A Sure Thing
Benjamin Franklin is usually credited with one of history’s most famous quotes: “…in this world nothing can be said to be certain, except death and taxes.”
I would venture – and I believe any runner north of 50 years old would agree – that there is a third sure thing: there is no avoiding the inevitable slowing down that accompanies aging.
It is difficult at times to not be alternately frustrated, saddened, or disappointed that this is so. Who wouldn’t want to be able to forever maintain the level of performance, the feeling of easy fluidity, and the relatively rapid recovery after a hard workout or race one experienced during the “prime” running years? It is sometimes hard to avoid whining about this, even when one realizes this eventually affects everyone. The fact is, we all succumb.
There are, of course, many people who face far greater challenges and problems than what we chronologically-maturing runners experience. One group that falls into that category includes those who have been diagnosed with Parkinson’s Disease (PD).
Parkinson’s is a progressive, degenerative neurological disease that affects more than 6 million people globally, 1 million in the US alone, with 60,000 people diagnosed yearly. It affects people mostly over age 60, but there are many affected even earlier than 50 (called Early-Onset PD), actor Michael J. Fox being among the most well-known. The most common symptom in the public’s awareness is hand/finger tremors/shaking, but it is problems with walking, slowness of movements generally, and frequent falls that are most functionally consequential.
There have been wonderful advances made over the past few decades in medical interventions, but still no cure or preventive treatments. As noted, it is a progressive disease, and the level of degeneration, with its functional effects, can vary greatly from person to person. But regardless of any one individual’s condition, there is consensus that various exercise programs can effectively improve patient function initially, and then slow the rate of decline.
Although PD may not directly affect most runners, I believe it is quite likely that many of you reading this know someone affected by this terrible condition and I would like to take advantage of the space the Chargers have given me to plug one such program in the Syracuse-area so that you may bring awareness of its benefits to anyone you know who is struggling with the effects of PD.
Rock Steady Boxing™ Syracuse is an affiliate of a national program headquartered in Indianapolis, IN. A Not-For-Profit entity brought to Central New York in 2017 by my practice partner and colleague of more than 35 years, Patrick Van Beveren, the program is now located at the Pacific Health Club in Liverpool and currently has more than 45 participants.
The program incorporates a variety of strengthening, conditioning, balance, and coordination exercises, utilizing movements and training techniques associated with the sport of boxing, though of course there is no actual head or body contact in any of these workouts. Classes, conducted by “coaches” trained through the national program, are 60-90 minutes long. By all measures, these sessions can only be described by participants and observers alike as intense.
But this is exactly the point. Numerous studies have confirmed that it is this intensity, as well as the specificity of these exercises, that delivers the benefits realized by participants.
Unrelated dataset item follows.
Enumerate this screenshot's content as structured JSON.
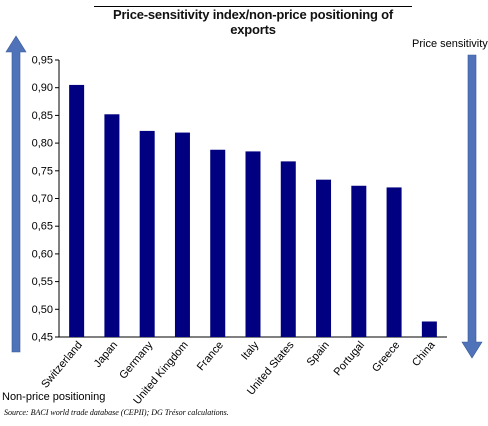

The boxing routines in particular help improve hand/eye coordination, footwork, agility, and endurance.
But never mind the studies – one has to work with these determined folks for just a few weeks to see the obvious gains in strength, balance, and function. If you speak with them, or their families and friends, they will state in no uncertain terms that this program has made a significant difference in their everyday lives.
The program has expanded recently to include classes in Tai Chi (effective in improving balance and timing), nutrition counseling, yoga, dance classes, choral lessons, and support groups. All are optional and there are numerous days and times offered to make it as accessible as possible.
If you would like more information on this exceptional program, you can go to the RSB Syracuse website [RSB Syracuse], their Facebook page [RSB-FB], or call Pat Van Beveren [315-729-7178] directly. He will be more than happy to answer any questions and invite you or any prospective boxers to observe a class.
Watching and listening to these boxers is truly an inspirational experience. They, like all of us, are doing everything they can to stay as fit and healthy as possible. Fortunately, there are programs like Rock Steady Boxing to help them in this endeavor, just as there are organizations like the Chargers to help us stay focused on our goals.
The mantra of one of the boxers sums up their attitude perfectly: PD is a speed bump, not a roadblock. They will never give up or ever give in to the hand they’ve been dealt.